Every fear any American has about a dictatorial federal government exists in China. Whatever the origin of covid-19, whatever the reality of covid deaths in China (apparently 3 deaths since April 2020), China shut down a whole city for weeks on a top-down directive, and surely have vaccine mandates as well.
https://www.worldometers.info/coronavirus/country/china
It does seem like the US is sliding in the same direction, but at least we have the resistance - people willing to fight mandates, even lose their jobs to show they are not guinea pig for "scientists" using a deathly vaccine that will kill millions for depopulation in the near future, at least if I listen to my friend who knows what's really happening through "free speech" Rumble channels.
Will we implode? Will China implode? Fortunately for our bliss, it looks like the big fall the slowest, or like bankruptcy, it happens slowly, and then all at once.
News to me! But then, I don't take a daily paper, and I don't watch TV "news". Also, I live in a rural area.
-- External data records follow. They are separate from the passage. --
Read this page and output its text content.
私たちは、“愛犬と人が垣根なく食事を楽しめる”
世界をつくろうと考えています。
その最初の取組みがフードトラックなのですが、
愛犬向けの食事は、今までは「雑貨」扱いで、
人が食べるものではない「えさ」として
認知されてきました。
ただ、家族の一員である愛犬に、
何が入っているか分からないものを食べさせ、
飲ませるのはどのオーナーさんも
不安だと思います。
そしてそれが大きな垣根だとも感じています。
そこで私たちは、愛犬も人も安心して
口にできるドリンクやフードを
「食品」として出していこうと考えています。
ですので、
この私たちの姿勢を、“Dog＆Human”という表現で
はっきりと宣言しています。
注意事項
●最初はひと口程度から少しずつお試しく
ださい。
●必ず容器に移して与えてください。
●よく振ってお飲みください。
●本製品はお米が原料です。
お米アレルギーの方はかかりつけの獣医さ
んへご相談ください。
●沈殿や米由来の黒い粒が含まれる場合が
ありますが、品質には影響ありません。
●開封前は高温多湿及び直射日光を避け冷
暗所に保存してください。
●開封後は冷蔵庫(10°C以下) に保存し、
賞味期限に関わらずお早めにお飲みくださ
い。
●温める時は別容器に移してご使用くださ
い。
"A generation from now, the Chinese won’t remember the misery of Ant Financial, or the failure of property giant Evergrande, or this year’s power shortage, or any number of minor interruptions of the Fourth Industrial Revolution." China will burn the books about this, if (IF) it ever allows them to be written. The memory hole gets bigger, but mostly DEEEEEEEEEEEEEEEPER.
Democrats HATE America.
The Chinese obsession with 5G reminds me of the Japanese obsession with supercomputers in the 1980s. The Japanese took apart a Cray supercomputer, figured out all the ways to make it better, and invested in everything from thermal management to packaging to chip design to make a better one. By the time they got it to market, supercomputers had become racks of PC motherboards connected with Ethernet at 1/50th (or so) of the cost of a traditional supercomputer. Some of the technology found other uses; for example Kyocera's expertise in packaging materials came from this. I suspect we will find the same with China; at some point they won't handle a major paradigm shift well. On the other hand, we were a mite more serious in the 80s than we are now.
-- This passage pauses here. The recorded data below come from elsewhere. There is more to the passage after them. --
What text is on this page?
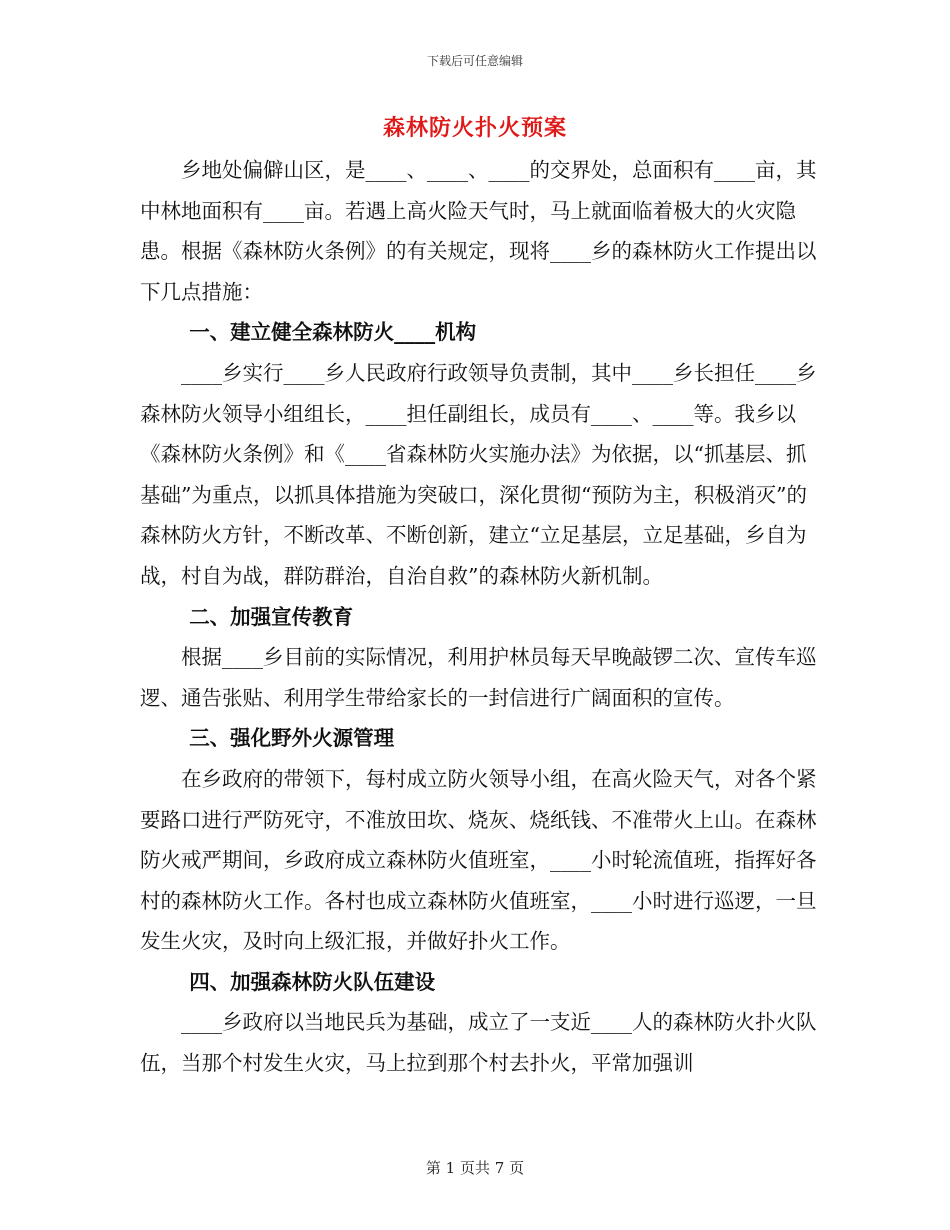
下载后可任意编辑
森林防火扑火预案

乡地处偏僻山区，是____、____、____的交界处，总面积有____亩，其中林地面积有____亩。若遇上高火险天气时，马上就面临着极大的火灾隐患。根据《森林防火条例》的有关规定，现将____乡的森林防火工作提出以下几点措施：

一、建立健全森林防火____机构

____乡实行____乡人民政府行政领导负责制，其中____乡长担任____乡森林防火领导小组组长，____担任副组长，成员有____、____等。我乡以《森林防火条例》和《____省森林防火实施办法》为依据，以“抓基层、抓基础”为重点，以抓具体措施为突破口，深化贯彻“预防为主，积极消灭”的森林防火方针，不断改革、不断创新，建立“立足基层，立足基础，乡自为战，村自为战，群防群治，自治自救”的森林防火新机制。

二、加强宣传教育

根据____乡目前的实际情况，利用护林员每天早晚敲锣二次、宣传车巡逻、通告张贴、利用学生带给家长的一封信进行广阔面积的宣传。

三、强化野外火源管理

在乡政府的带领下，每村成立防火领导小组，在高火险天气，对各个紧要路口进行严防死守，不准放田坎、烧灰、烧纸钱、不准带火上山。在森林防火戒严期间，乡政府成立森林防火值班室，____小时轮流值班，指挥好各村的森林防火工作。各村也成立森林防火值班室，____小时进行巡逻，一旦发生火灾，及时向上级汇报，并做好扑火工作。

四、加强森林防火队伍建设

____乡政府以当地民兵为基础，成立了一支近____人的森林防火扑火队伍，当那个村发生火灾，马上拉到那个村去扑火，平常加强训

第 1 页共 7 页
John Fisher...."The Chinese obsession with 5G reminds me of the Japanese obsession with supercomputers in the 1980s." Good comparison.
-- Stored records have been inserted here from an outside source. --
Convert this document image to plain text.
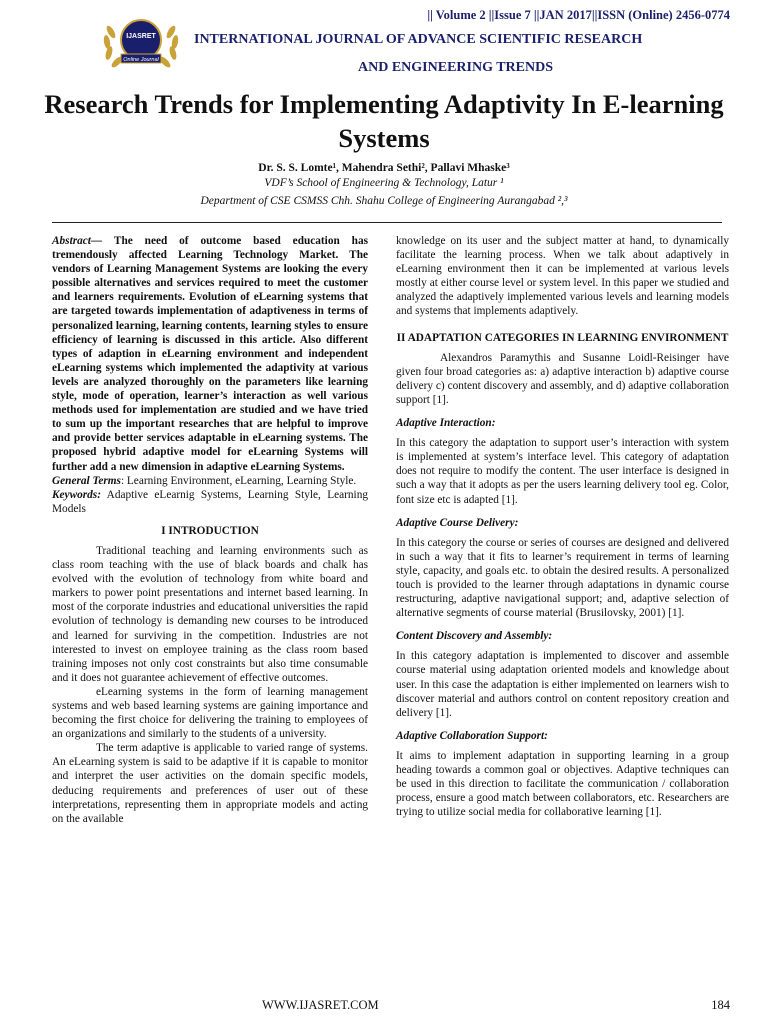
|| Volume 2 ||Issue 7 ||JAN 2017||ISSN (Online) 2456-0774
IJASRET
Online Journal
INTERNATIONAL JOURNAL OF ADVANCE SCIENTIFIC RESEARCH
AND ENGINEERING TRENDS
Research Trends for Implementing Adaptivity In E-learning Systems
Dr. S. S. Lomte¹, Mahendra Sethi², Pallavi Mhaske³
VDF’s School of Engineering & Technology, Latur ¹
Department of CSE CSMSS Chh. Shahu College of Engineering Aurangabad ²,³

Abstract— The need of outcome based education has tremendously affected Learning Technology Market. The vendors of Learning Management Systems are looking the every possible alternatives and services required to meet the customer and learners requirements. Evolution of eLearning systems that are targeted towards implementation of adaptiveness in terms of personalized learning, learning contents, learning styles to ensure efficiency of learning is discussed in this article. Also different types of adaption in eLearning environment and independent eLearning systems which implemented the adaptivity at various levels are analyzed thoroughly on the parameters like learning style, mode of operation, learner’s interaction as well various methods used for implementation are studied and we have tried to sum up the important researches that are helpful to improve and provide better services adaptable in eLearning systems. The proposed hybrid adaptive model for eLearning Systems will further add a new dimension in adaptive eLearning Systems.

General Terms: Learning Environment, eLearning, Learning Style.

Keywords: Adaptive eLearnig Systems, Learning Style, Learning Models

I INTRODUCTION

Traditional teaching and learning environments such as class room teaching with the use of black boards and chalk has evolved with the evolution of technology from white board and markers to power point presentations and internet based learning. In most of the corporate industries and educational universities the rapid evolution of technology is demanding new courses to be introduced and learned for surviving in the competition. Industries are not interested to invest on employee training as the class room based training imposes not only cost constraints but also time consumable and it does not guarantee achievement of effective outcomes.

eLearning systems in the form of learning management systems and web based learning systems are gaining importance and becoming the first choice for delivering the training to employees of an organizations and similarly to the students of a university.

The term adaptive is applicable to varied range of systems. An eLearning system is said to be adaptive if it is capable to monitor and interpret the user activities on the domain specific models, deducing requirements and preferences of user out of these interpretations, representing them in appropriate models and acting on the available

knowledge on its user and the subject matter at hand, to dynamically facilitate the learning process. When we talk about adaptively in eLearning environment then it can be implemented at various levels mostly at either course level or system level. In this paper we studied and analyzed the adaptively implemented various levels and learning models and systems that implements adaptively.

II ADAPTATION CATEGORIES IN LEARNING ENVIRONMENT

Alexandros Paramythis and Susanne Loidl-Reisinger have given four broad categories as: a) adaptive interaction b) adaptive course delivery c) content discovery and assembly, and d) adaptive collaboration support [1].

Adaptive Interaction:

In this category the adaptation to support user’s interaction with system is implemented at system’s interface level. This category of adaptation does not require to modify the content. The user interface is designed in such a way that it adopts as per the users learning delivery tool eg. Color, font size etc is adapted [1].

Adaptive Course Delivery:

In this category the course or series of courses are designed and delivered in such a way that it fits to learner’s requirement in terms of learning style, capacity, and goals etc. to obtain the desired results. A personalized touch is provided to the learner through adaptations in dynamic course restructuring, adaptive navigational support; and, adaptive selection of alternative segments of course material (Brusilovsky, 2001) [1].

Content Discovery and Assembly:

In this category adaptation is implemented to discover and assemble course material using adaptation oriented models and knowledge about user. In this case the adaptation is either implemented on learners wish to discover material and authors control on content repository creation and delivery [1].

Adaptive Collaboration Support:

It aims to implement adaptation in supporting learning in a group heading towards a common goal or objectives. Adaptive techniques can be used in this direction to facilitate the communication / collaboration process, ensure a good match between collaborators, etc. Researchers are trying to utilize social media for collaborative learning [1].

WWW.IJASRET.COM	184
5G certainly has a lot of uses, but it's a stretch to say that highly automated manufacturing and other Internet-of-things applications are dependent on it. For most industrial automation applications, it makes sense to locate the intensive computer processing physically close to the thing being controlled--say, in the case of a machine vision system controlling a robot. There needs to be communication with other parts of the factory, for update, programming, and reporting, etc, but it's not usually a millisecond-by-millisecond thing, or doesn't need to be.
Two very major IOT applications have been implemented on a US national basis in the last couple of years. The first is the ADS-B program, under which aircraft report their GPS-derived positions every second. The reports go both the air traffic control and directly to any nearby aircraft. The communications protocol used has nothing to do with 5G.
The other major application is Positive Traffic Control in the railroad industry, intended to improve safety and eventually to improve traffic handling capability. I'm less-familiar with this than I am with the aircraft system, but have a general understanding of it. The PTC standards are pretty general, and communications can be accomplished in many ways. Some railroads, I believe, are using cellular networks, but probably not 5G at this point, and certainly not using the public cell networks from the telco carriers.